Hat denn Hessen überhaupt unrühmliche Erfahrungen mit dem Thema? Noch ist ja niemand mit diesen Flaggen vor den Landtag in Wiesbaden gezogen.

Man ist trotzdem sensibilisiert. Vor zwei Jahren gab es viel Empörung in Mörfelden, da hatte jemand auf seinem Haus die Reichskriegsflagge gehisst. Der Bürgermeister wollte ihn anzeigen, aber daraus ist nichts geworden, weil die die Flagge nicht zu den verbotenen Symbolen gehört. Sie kann nur vorübergehend eingezogen werden, wenn sie dazu geeignet sei, die öffentliche Sicherheit und Ordnung zu stören - zum Beispiel, wenn dadurch eine Veranstaltung gestört wird.

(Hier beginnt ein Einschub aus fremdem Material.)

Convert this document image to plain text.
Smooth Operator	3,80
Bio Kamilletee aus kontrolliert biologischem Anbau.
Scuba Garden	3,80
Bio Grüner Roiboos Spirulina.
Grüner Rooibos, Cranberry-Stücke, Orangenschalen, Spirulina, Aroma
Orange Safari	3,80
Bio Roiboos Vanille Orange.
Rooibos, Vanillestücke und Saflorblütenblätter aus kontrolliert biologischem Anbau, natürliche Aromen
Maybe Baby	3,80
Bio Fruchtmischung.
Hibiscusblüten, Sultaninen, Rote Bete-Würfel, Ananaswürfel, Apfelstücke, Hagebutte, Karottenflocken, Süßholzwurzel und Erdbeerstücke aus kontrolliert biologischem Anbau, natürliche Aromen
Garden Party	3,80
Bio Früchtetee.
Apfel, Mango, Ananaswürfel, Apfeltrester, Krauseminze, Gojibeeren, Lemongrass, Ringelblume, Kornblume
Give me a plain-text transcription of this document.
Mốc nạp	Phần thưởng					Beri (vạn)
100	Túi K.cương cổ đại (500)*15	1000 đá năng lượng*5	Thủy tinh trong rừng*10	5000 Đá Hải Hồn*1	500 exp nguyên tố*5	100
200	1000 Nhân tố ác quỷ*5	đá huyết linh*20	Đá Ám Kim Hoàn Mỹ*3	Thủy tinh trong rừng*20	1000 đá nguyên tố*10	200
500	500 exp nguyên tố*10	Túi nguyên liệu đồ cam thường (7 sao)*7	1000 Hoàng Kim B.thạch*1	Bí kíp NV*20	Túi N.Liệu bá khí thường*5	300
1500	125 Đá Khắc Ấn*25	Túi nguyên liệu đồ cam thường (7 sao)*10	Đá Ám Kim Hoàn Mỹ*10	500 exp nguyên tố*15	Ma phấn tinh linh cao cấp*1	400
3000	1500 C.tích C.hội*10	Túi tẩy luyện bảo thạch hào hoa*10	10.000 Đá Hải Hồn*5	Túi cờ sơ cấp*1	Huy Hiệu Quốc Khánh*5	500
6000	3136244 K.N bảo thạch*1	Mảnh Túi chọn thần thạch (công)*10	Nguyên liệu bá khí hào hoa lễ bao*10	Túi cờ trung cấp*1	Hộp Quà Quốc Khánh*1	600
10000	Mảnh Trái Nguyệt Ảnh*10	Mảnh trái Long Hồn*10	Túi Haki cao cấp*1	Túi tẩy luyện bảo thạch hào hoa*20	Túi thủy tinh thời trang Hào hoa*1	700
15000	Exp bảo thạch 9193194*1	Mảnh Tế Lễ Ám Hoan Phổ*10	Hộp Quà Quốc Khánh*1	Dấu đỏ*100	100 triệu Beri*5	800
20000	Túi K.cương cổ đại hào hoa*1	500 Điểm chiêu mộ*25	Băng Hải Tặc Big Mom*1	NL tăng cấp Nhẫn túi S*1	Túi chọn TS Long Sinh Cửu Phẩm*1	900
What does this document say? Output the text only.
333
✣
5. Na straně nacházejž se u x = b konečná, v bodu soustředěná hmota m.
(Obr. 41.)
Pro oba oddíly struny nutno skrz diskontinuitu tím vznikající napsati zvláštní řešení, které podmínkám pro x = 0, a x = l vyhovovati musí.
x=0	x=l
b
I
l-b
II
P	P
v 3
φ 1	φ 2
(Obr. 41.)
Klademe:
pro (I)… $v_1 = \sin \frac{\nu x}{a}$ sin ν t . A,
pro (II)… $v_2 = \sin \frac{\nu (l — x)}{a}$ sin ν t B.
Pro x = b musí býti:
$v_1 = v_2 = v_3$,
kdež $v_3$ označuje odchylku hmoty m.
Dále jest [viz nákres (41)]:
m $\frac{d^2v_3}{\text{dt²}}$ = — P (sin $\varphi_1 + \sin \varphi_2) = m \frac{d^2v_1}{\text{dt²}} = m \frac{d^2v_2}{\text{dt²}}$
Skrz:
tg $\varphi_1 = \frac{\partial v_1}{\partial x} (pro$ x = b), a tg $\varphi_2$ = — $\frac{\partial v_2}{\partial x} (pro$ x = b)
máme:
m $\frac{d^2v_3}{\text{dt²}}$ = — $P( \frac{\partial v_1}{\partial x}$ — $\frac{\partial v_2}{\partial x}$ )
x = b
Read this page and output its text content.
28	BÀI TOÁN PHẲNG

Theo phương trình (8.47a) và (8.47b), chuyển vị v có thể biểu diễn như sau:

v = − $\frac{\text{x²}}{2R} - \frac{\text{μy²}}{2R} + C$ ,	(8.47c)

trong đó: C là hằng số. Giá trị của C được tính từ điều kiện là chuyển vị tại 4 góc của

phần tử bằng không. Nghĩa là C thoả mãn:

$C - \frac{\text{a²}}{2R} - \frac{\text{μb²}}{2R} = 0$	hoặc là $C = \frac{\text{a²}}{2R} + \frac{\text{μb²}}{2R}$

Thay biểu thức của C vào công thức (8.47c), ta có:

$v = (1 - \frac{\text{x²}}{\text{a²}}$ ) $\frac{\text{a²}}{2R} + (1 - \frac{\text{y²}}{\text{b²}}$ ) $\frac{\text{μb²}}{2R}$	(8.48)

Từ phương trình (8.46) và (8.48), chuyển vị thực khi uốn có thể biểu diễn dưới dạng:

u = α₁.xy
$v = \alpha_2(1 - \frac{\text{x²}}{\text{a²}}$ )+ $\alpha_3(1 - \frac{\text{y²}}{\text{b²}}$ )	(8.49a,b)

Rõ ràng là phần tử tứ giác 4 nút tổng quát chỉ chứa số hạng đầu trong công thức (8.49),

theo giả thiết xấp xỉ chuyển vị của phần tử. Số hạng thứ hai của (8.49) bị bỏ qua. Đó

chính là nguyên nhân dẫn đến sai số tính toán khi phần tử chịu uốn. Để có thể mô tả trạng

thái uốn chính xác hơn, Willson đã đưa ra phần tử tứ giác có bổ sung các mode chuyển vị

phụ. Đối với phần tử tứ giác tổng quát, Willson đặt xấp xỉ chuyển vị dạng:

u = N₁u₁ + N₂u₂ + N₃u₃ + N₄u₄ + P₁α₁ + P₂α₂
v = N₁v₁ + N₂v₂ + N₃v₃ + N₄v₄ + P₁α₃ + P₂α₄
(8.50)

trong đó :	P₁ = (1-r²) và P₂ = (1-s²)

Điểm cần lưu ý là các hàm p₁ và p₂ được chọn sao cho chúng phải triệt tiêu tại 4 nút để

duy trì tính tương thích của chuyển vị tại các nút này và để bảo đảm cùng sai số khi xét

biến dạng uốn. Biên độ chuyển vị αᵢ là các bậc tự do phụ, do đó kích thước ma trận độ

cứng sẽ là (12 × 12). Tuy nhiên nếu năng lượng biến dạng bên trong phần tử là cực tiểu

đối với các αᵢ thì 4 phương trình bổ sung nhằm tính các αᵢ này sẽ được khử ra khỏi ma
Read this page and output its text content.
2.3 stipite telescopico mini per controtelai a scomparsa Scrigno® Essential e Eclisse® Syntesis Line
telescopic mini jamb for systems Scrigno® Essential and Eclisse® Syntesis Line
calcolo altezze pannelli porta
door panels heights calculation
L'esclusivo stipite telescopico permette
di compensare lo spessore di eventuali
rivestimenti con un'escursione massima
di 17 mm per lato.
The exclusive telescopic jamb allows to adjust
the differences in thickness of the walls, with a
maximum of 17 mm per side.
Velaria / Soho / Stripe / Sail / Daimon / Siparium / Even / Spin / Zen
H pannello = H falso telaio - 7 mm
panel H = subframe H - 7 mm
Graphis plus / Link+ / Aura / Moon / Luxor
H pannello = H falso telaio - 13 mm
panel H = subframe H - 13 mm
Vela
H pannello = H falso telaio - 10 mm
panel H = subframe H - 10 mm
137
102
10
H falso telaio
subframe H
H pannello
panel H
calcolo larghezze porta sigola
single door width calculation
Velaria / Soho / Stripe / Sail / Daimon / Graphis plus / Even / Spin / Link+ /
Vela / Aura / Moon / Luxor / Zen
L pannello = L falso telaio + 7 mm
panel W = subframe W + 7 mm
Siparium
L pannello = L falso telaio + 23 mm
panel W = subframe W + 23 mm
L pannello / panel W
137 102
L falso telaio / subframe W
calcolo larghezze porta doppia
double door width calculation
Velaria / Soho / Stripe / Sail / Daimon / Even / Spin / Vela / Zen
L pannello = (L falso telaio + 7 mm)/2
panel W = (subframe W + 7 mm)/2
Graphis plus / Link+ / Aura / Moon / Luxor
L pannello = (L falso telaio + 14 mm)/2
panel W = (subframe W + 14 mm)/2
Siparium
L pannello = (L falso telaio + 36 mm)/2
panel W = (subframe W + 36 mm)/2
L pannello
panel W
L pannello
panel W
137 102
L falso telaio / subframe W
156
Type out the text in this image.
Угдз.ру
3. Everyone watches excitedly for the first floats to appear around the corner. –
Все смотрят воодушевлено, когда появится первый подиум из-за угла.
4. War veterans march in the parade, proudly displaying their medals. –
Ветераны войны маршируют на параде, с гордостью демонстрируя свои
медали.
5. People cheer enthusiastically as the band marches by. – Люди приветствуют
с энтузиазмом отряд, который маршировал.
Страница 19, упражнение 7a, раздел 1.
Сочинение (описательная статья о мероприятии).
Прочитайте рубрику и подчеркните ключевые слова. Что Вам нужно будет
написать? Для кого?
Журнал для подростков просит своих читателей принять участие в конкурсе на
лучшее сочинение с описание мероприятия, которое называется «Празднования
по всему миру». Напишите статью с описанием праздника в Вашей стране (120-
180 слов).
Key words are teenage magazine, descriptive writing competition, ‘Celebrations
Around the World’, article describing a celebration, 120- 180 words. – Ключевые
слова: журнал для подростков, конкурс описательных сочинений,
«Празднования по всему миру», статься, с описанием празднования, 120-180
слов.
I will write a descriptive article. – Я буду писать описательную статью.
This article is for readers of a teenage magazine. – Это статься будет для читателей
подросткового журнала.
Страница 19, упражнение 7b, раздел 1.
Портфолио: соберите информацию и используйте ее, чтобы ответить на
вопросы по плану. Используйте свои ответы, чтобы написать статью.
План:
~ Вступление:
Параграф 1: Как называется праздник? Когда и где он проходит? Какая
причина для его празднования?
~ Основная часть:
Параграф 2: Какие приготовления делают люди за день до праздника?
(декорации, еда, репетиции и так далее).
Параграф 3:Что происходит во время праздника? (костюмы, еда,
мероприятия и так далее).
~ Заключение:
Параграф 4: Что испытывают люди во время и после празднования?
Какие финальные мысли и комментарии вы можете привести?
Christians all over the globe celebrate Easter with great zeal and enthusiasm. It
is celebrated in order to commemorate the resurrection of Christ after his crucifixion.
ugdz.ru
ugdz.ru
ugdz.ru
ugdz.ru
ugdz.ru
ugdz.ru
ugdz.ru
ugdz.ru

Das hätte man aber beantragen müssen und danach hätte sie wieder gehisst werden dürfen. Man darf sie nicht einfach wegen eines Verstoßes gegen die öffentliche Ordnung einziehen. Das wäre jetzt in Bremen möglich - aber bestraft werden kann dafür auch in Bremen niemand. Das könnte sich jedoch bald ändern - wenn es auch mit Hilfe aus Hessen ein bundesweites Verbotsgesetz geben sollte.